The AFL–CIO was created on December 5, 1955, through the merger of two major labor federations with distinct histories and philosophies. The American Federation of Labor, founded in 1886 and led for decades by Samuel Gompers, was traditionally a craft-based federation that often excluded Black workers and other minorities. In contrast, the Congress of Industrial Organizations, formed in 1935 by John L. Lewis after a split from the AFL, organized workers by industry and was more racially inclusive from its inception, actively recruiting in sectors with large Black workforces like steel and automobile manufacturing.
The merger was engineered by leaders like George Meany of the AFL and Walter Reuther of the United Auto Workers (UAW), a key CIO union. Reuther, a prominent progressive, insisted that the new federation adopt a strong civil rights platform as a condition of the merger. This commitment was formalized in the constitution of the new AFL–CIO, which barred affiliated unions from practicing racial discrimination. However, enforcement of this clause would become a source of major internal conflict in the following decades.
The AFL–CIO emerged as a vital institutional and financial supporter of the Civil Rights Movement during its peak in the 1950s and 1960s. Under the leadership of Walter Reuther, the federation provided critical funding and organizational support for major campaigns. The AFL–CIO and its affiliated unions, such as the UAW and the International Ladies' Garment Workers' Union (ILGWU), donated substantial sums to organizations like the National Association for the Advancement of Colored People (NAACP) and the Southern Christian Leadership Conference (SCLC), led by Martin Luther King Jr.
The federation's Committee on Political Education (COPE) mobilized union members to support civil rights legislation. It lobbied vigorously for the passage of the Civil Rights Act of 1964 and the Voting Rights Act of 1965. The AFL–CIO was a key organizer of the March on Washington for Jobs and Freedom in 1963, with Reuther serving as a principal speaker and the UAW helping to fund and coordinate logistics. This alliance was strategic, linking the goals of economic justice for workers with the fight against Jim Crow segregation.
Beyond specific civil rights legislation, the AFL–CIO has consistently advocated for a broad social justice agenda that aligns with civil rights principles. This includes fighting for higher minimum wages, universal healthcare, affordable housing, and robust Social Security benefits—policies that disproportionately benefit workers of color. The federation has been a stalwart supporter of the Democratic Party platform, using its political clout to advance this agenda.

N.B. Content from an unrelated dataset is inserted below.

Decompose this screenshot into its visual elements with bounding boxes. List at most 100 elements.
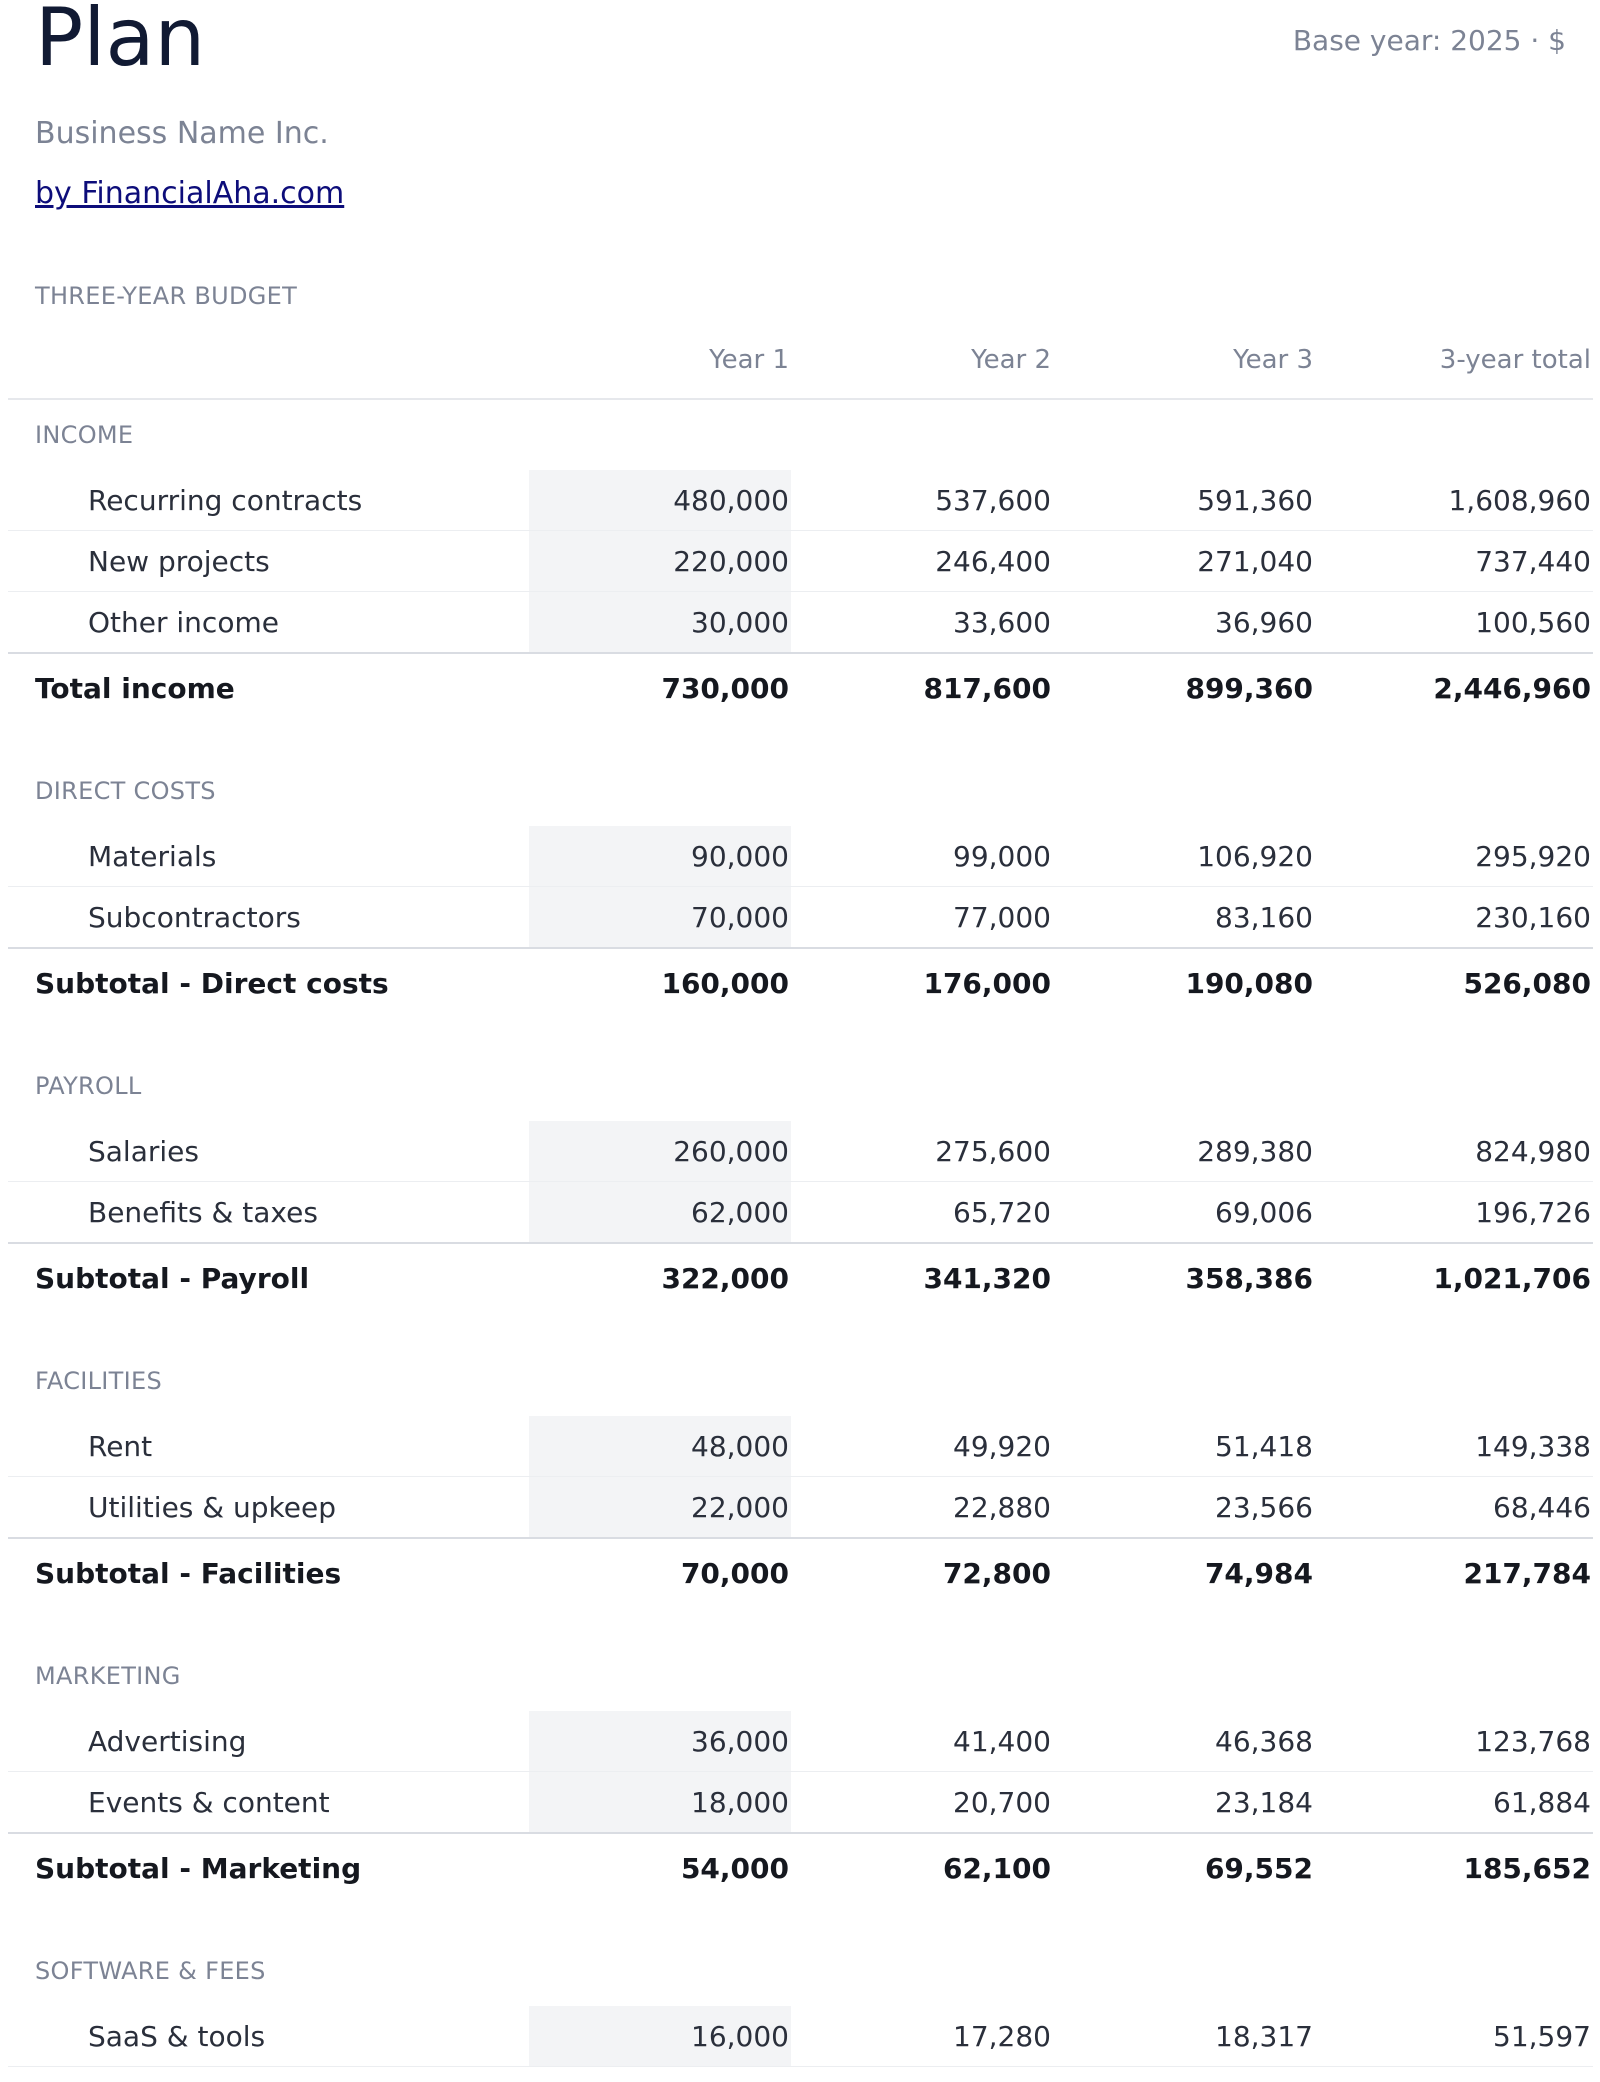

The AFL–CIO has also supported immigrant rights, seeing the protection of all workers, regardless of citizenship status, as fundamental to preventing exploitation and raising labor standards. It has opposed restrictive immigration policies and supported pathways to citizenship, aligning with the interests of a diverse and growing workforce. Through its constituency groups, like the A. Philip Randolph Institute and the Coalition of Black Trade Unionists, the federation continues to address issues of systemic inequality within the labor market and society at large.
Despite its public advocacy, the AFL–CIO has faced persistent and serious internal criticism regarding racial equity within its own ranks. For years after the merger, several powerful affiliated unions, particularly in the building trades and railroad industries, maintained segregated locals or discriminatory membership practices, effectively barring Black workers. Leaders like A. Philip Randolph, founder of the Brotherhood of Sleeping Car Porters, and Bayard Rustin, a key civil rights strategist, were vocal critics of the federation's failure to enforce its own anti-discrimination constitution.
This tension came to a head in the 1960s, with Randolph threatening to lead a Black worker march out of the AFL–CIO. While the federation eventually expelled some notoriously discriminatory unions, such as several Teamster locals, the struggle highlighted the gap between official policy and on-the-ground practice. These internal debates forced a slow but significant reckoning, pushing the labor movement to more authentically integrate its leadership and prioritize diversity and inclusion.